In many developing countries, nearly half or more of the internet users went online for the first time in the last three years, as in Bangladesh, India, the
Islamic Republic of Iran and Pakistan.
In Brazil and China, more than 50 percent of the population uses the internet, whereas in India only slightly more than a quarter use it and the next billion internet users will also be primarily from developing economies, UNCTAD pointed out.
The report says in India, Mexico, and Nigeria, the annual growth rates of internet use were between 4-6 percent from 2012 to 2015, whereas the growth rates have been much slower in developed economies, except for Japan, as the markets have already reached near saturation.
In 2015, 69 percent of the global population was estimated to be covered by 3G mobile broadband, up from 45 percent in 2011, the report added.

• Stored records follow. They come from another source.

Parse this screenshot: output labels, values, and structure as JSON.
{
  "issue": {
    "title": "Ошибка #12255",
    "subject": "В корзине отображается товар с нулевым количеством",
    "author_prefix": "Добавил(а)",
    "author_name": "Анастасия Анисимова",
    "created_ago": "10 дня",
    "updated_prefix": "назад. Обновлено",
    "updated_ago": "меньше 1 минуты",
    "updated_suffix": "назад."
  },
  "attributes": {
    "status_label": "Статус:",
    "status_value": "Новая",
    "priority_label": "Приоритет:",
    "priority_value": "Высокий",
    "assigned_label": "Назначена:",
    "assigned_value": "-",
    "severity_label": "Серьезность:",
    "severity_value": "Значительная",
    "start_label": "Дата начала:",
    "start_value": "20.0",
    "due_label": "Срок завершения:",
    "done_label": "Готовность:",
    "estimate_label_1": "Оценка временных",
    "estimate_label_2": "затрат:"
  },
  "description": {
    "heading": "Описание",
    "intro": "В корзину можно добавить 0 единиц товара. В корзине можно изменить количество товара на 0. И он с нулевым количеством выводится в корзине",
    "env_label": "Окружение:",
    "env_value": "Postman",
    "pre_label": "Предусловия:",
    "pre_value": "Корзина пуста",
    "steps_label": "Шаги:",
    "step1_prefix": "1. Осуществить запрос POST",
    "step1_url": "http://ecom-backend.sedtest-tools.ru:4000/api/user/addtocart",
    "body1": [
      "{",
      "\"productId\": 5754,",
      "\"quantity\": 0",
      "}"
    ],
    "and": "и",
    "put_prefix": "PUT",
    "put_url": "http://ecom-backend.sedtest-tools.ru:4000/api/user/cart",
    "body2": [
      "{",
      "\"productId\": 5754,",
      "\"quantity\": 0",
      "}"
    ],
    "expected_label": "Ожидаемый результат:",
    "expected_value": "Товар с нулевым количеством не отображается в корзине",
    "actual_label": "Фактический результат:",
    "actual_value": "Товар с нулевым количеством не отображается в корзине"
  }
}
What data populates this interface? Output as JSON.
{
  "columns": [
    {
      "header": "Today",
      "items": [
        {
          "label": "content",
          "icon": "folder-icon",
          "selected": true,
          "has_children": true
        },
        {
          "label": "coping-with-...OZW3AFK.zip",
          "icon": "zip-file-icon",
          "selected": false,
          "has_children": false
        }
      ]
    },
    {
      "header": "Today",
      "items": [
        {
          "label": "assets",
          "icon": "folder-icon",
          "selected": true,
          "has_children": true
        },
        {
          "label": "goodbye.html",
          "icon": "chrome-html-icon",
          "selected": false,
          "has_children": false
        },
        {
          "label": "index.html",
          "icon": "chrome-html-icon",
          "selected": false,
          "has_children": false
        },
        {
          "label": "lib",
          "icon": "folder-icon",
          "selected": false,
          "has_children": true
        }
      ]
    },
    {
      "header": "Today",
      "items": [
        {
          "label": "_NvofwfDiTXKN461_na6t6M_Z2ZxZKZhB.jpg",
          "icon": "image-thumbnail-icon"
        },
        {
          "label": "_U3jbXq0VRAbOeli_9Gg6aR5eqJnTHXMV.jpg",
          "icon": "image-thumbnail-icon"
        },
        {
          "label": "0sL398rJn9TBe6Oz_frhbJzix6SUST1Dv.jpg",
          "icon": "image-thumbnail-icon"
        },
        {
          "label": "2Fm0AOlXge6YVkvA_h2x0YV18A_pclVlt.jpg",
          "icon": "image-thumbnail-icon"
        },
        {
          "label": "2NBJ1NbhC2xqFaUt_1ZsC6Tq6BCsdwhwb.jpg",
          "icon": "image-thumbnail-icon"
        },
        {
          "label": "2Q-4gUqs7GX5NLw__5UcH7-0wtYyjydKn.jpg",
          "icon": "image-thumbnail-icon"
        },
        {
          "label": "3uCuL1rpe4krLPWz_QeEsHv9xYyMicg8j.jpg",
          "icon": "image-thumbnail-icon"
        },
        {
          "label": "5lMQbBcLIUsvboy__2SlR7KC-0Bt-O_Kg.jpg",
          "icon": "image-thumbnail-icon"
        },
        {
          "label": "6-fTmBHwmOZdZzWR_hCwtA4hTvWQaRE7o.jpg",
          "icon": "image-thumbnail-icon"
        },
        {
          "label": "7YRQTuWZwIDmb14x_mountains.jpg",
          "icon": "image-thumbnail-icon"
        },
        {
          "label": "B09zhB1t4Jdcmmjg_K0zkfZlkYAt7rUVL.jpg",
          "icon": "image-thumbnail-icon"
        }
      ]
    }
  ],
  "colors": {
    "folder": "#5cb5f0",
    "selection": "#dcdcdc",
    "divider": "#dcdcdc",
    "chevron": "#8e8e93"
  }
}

The quality of broadband service varies considerably. Download speed, upload speed, and latency are quality aspects that affect the use of certain cloud-based applications.
There is a significant gender divide, with an estimated 250 million more men going online than women, and, with few exceptions, the proportion of men using the internet tends to be higher throughout the world (ITU, 2016).
At the global level, the ITU reports an Internet user gender gap of 12 percent for 2016, the gap being more pronounced in developing countries and especially in the LDCs. Differences in the level of education and school enrolment are important explanatory factors. Regions with the largest gender gaps in Internet usage are Africa and Asia and the Pacific.